Ketiga, sebagai warga negara, Al Gore tetap mendukung Presiden AS George W Bush meski Gore adalah politisi dari pihak oposisi. Sikap seperti Al Gore ini sudah pernah diperankan oleh Prabowo Subianto ketika gagal sebagai calon wakil presiden yang berpasangan dengan Megawati Soekarnoputri pada Pilpres 2009 dan gagal pada Pilpres 2014 saat berpasangan dengan Hatta Rajasa. Sikap Prabowo yang diam secara ”politik”, sebagaimana pilpres sebelumnya, diharapkan akan menyejukkan demokrasi kita.
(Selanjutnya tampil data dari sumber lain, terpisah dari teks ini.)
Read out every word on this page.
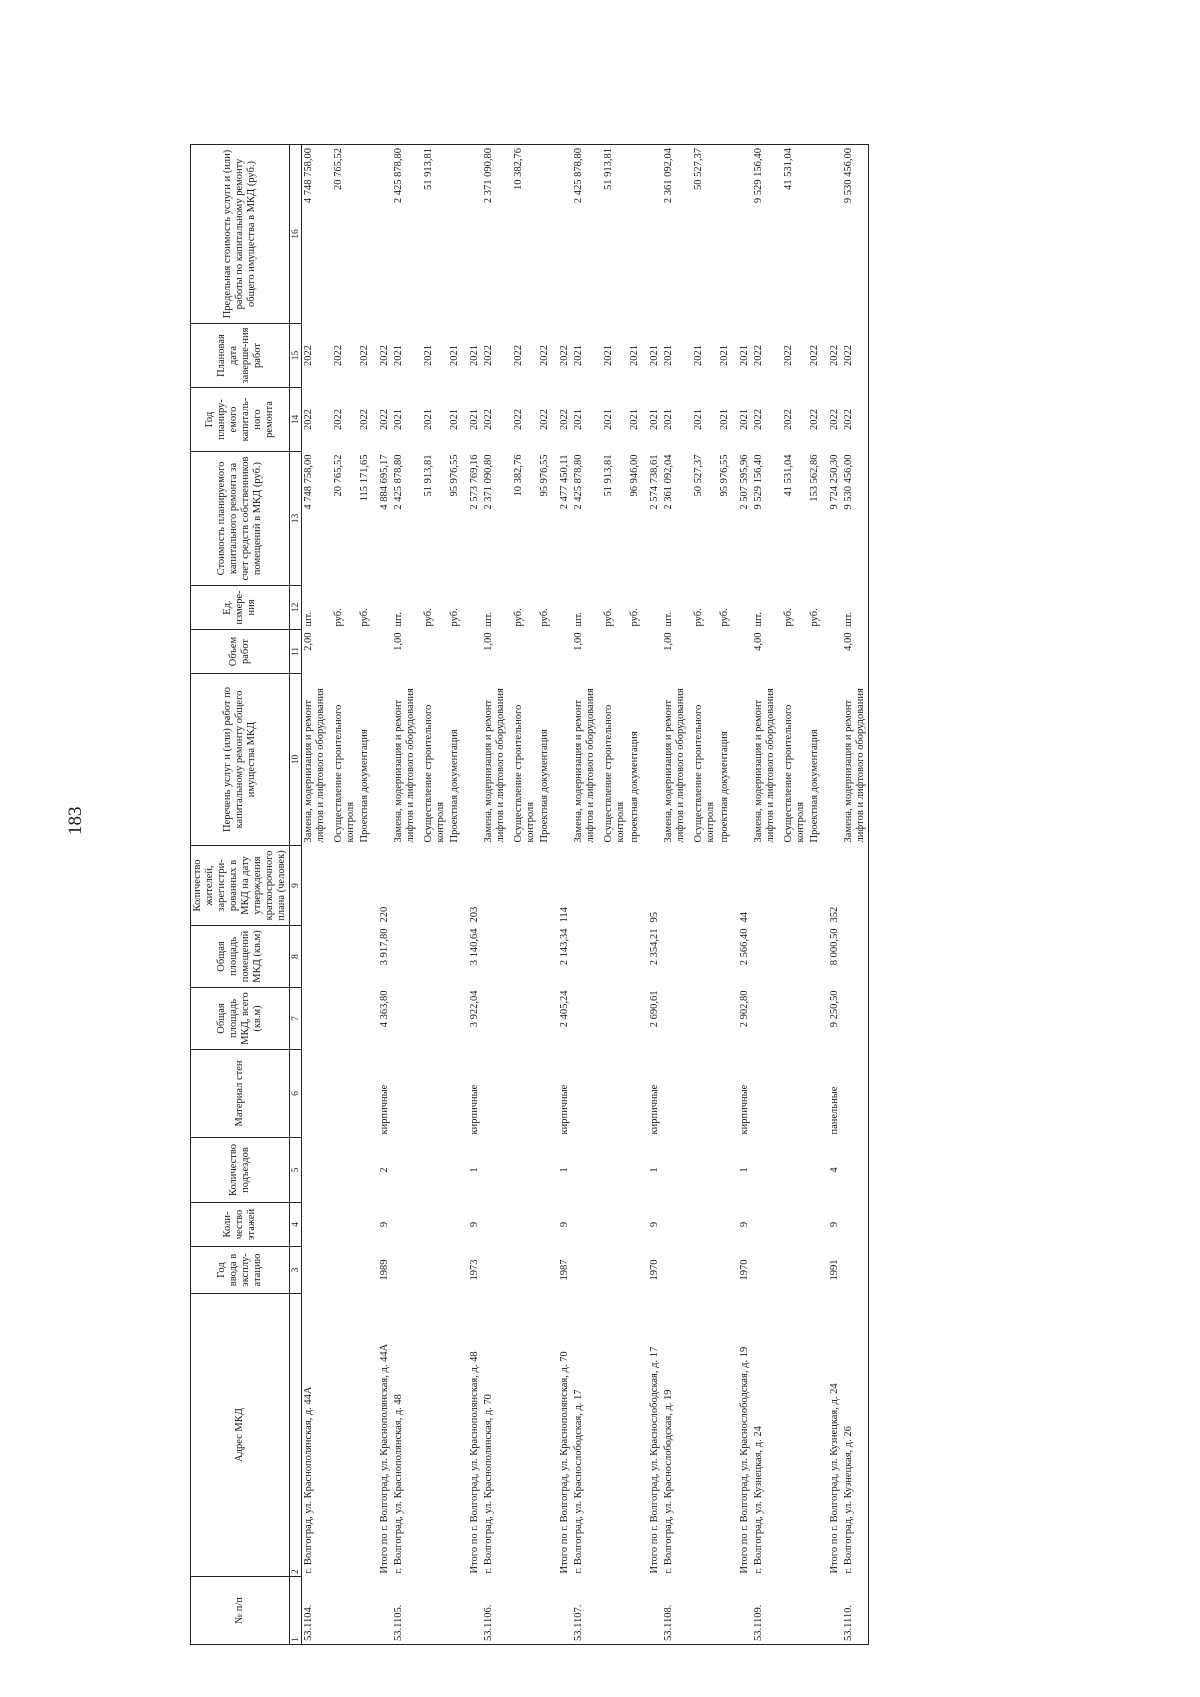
183
№ п/п	Адрес МКД	Год ввода в эксплу-атацию	Коли-чество этажей	Количество подъездов	Материал стен	Общая площадь МКД, всего (кв.м)	Общая площадь помещений МКД (кв.м)	Количество жителей, зарегистри-рованных в МКД на дату утверждения краткосрочного плана (человек)	Перечень услуг и (или) работ по капитальному ремонту общего имущества МКД	Объем работ	Ед. измере-ния	Стоимость планируемого капитального ремонта за счет средств собственников помещений в МКД (руб.)	Год планиру-емого капиталь-ного ремонта	Плановая дата заверше-ния работ	Предельная стоимость услуги и (или) работы по капитальному ремонту общего имущества в МКД (руб.)
1	2	3	4	5	6	7	8	9	10	11	12	13	14	15	16
53.1104.	г. Волгоград, ул. Краснополянская, д. 44А								Замена, модернизация и ремонт лифтов и лифтового оборудования	2,00	шт.	4 748 758,00	2022	2022	4 748 758,00
									Осуществление строительного контроля		руб.	20 765,52	2022	2022	20 765,52
									Проектная документация		руб.	115 171,65	2022	2022	
	Итого по г. Волгоград, ул. Краснополянская, д. 44А	1989	9	2	кирпичные	4 363,80	3 917,80	220				4 884 695,17	2022	2022	
53.1105.	г. Волгоград, ул. Краснополянская, д. 48								Замена, модернизация и ремонт лифтов и лифтового оборудования	1,00	шт.	2 425 878,80	2021	2021	2 425 878,80
									Осуществление строительного контроля		руб.	51 913,81	2021	2021	51 913,81
									Проектная документация		руб.	95 976,55	2021	2021	
	Итого по г. Волгоград, ул. Краснополянская, д. 48	1973	9	1	кирпичные	3 922,04	3 140,64	203				2 573 769,16	2021	2021	
53.1106.	г. Волгоград, ул. Краснополянская, д. 70								Замена, модернизация и ремонт лифтов и лифтового оборудования	1,00	шт.	2 371 090,80	2022	2022	2 371 090,80
									Осуществление строительного контроля		руб.	10 382,76	2022	2022	10 382,76
									Проектная документация		руб.	95 976,55	2022	2022	
	Итого по г. Волгоград, ул. Краснополянская, д. 70	1987	9	1	кирпичные	2 405,24	2 143,34	114				2 477 450,11	2022	2022	
53.1107.	г. Волгоград, ул. Краснослободская, д. 17								Замена, модернизация и ремонт лифтов и лифтового оборудования	1,00	шт.	2 425 878,80	2021	2021	2 425 878,80
									Осуществление строительного контроля		руб.	51 913,81	2021	2021	51 913,81
									проектная документация		руб.	96 946,00	2021	2021	
	Итого по г. Волгоград, ул. Краснослободская, д. 17	1970	9	1	кирпичные	2 690,61	2 354,21	95				2 574 738,61	2021	2021	
53.1108.	г. Волгоград, ул. Краснослободская, д. 19								Замена, модернизация и ремонт лифтов и лифтового оборудования	1,00	шт.	2 361 092,04	2021	2021	2 361 092,04
									Осуществление строительного контроля		руб.	50 527,37	2021	2021	50 527,37
									проектная документация		руб.	95 976,55	2021	2021	
	Итого по г. Волгоград, ул. Краснослободская, д. 19	1970	9	1	кирпичные	2 902,80	2 566,40	44				2 507 595,96	2021	2021	
53.1109.	г. Волгоград, ул. Кузнецкая, д. 24								Замена, модернизация и ремонт лифтов и лифтового оборудования	4,00	шт.	9 529 156,40	2022	2022	9 529 156,40
									Осуществление строительного контроля		руб.	41 531,04	2022	2022	41 531,04
									Проектная документация		руб.	153 562,86	2022	2022	
	Итого по г. Волгоград, ул. Кузнецкая, д. 24	1991	9	4	панельные	9 250,50	8 000,50	352				9 724 250,30	2022	2022	
53.1110.	г. Волгоград, ул. Кузнецкая, д. 26								Замена, модернизация и ремонт лифтов и лифтового оборудования	4,00	шт.	9 530 456,00	2022	2022	9 530 456,00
Suasana seperti itu mudah-mudahan terjadi setiap lima tahun dalam demokrasi elektoral kita, siapa pun elite yang bertarung karena kekuasaan pada hakikatnya adalah silih berganti. Oleh karena itu, elite politik sudah sepantasnya bicara yang ”damai” di media, tidak saling mengolok dan menjatuhkan karena dari sanalah marwah konstitusi kita yang menjunjung tinggi keadaban dapat dilestarikan dan dipraktikkan.